Ничего такого, на самом деле.
Просто проклятая канга — оковы, не блокирующие полностью, но серьёзно сдерживающие его магические силы. И просто некоторые не совсем приятные следы прошлого, которые ему не следовало оставлять, а другим не следует видеть.
К счастью, благодаря одежде ему не требуется заматывать лодыжку, на которой чёрной полоской выделяется вторая канга, запечатывающая удачу.
Так же в темноте он переодевается — тёмные джинсы, тёмные носки, светлый свитер с высоким горлом и рукавами до самых пальцев — и складывает в рюкзак тетради с конспектами, которые учил вечером. К тому времени, как он заканчивает, как раз просыпается по будильнику Ло Бинхэ — это значит, что время шесть утра, можно наконец щёлкнуть выключателем и услышать ворчание Не Хуайсана, разбуженного звуком и светом.

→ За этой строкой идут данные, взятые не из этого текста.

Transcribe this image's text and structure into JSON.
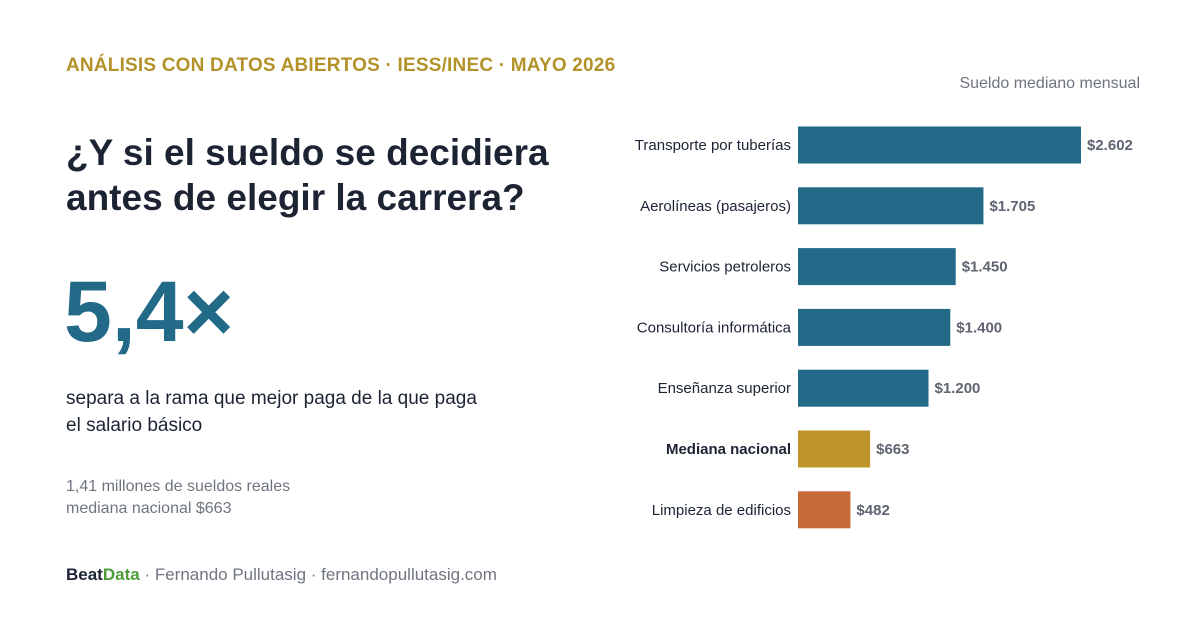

Одновременно с будильником Ло Бинхэ звенит и его собственный — правда, это абсолютно не означает, что сейчас он встанет. Поднимать его придётся ещё долго.
Как Не Хуайсан умудрялся просыпаться вовремя целый год до появления Се Ляня и умудрялся ли вообще — загадка века. Особенно с учётом того, что жить ему в комнате сначала посчастливилось одному, а будильник он, как оказалось, каждый раз ставит с вечера (какой-то личный ритуал, в который Се Лянь не пытался вникать), но магическим образом сбрасывает, не просыпаясь, и преспокойно досматривает сны.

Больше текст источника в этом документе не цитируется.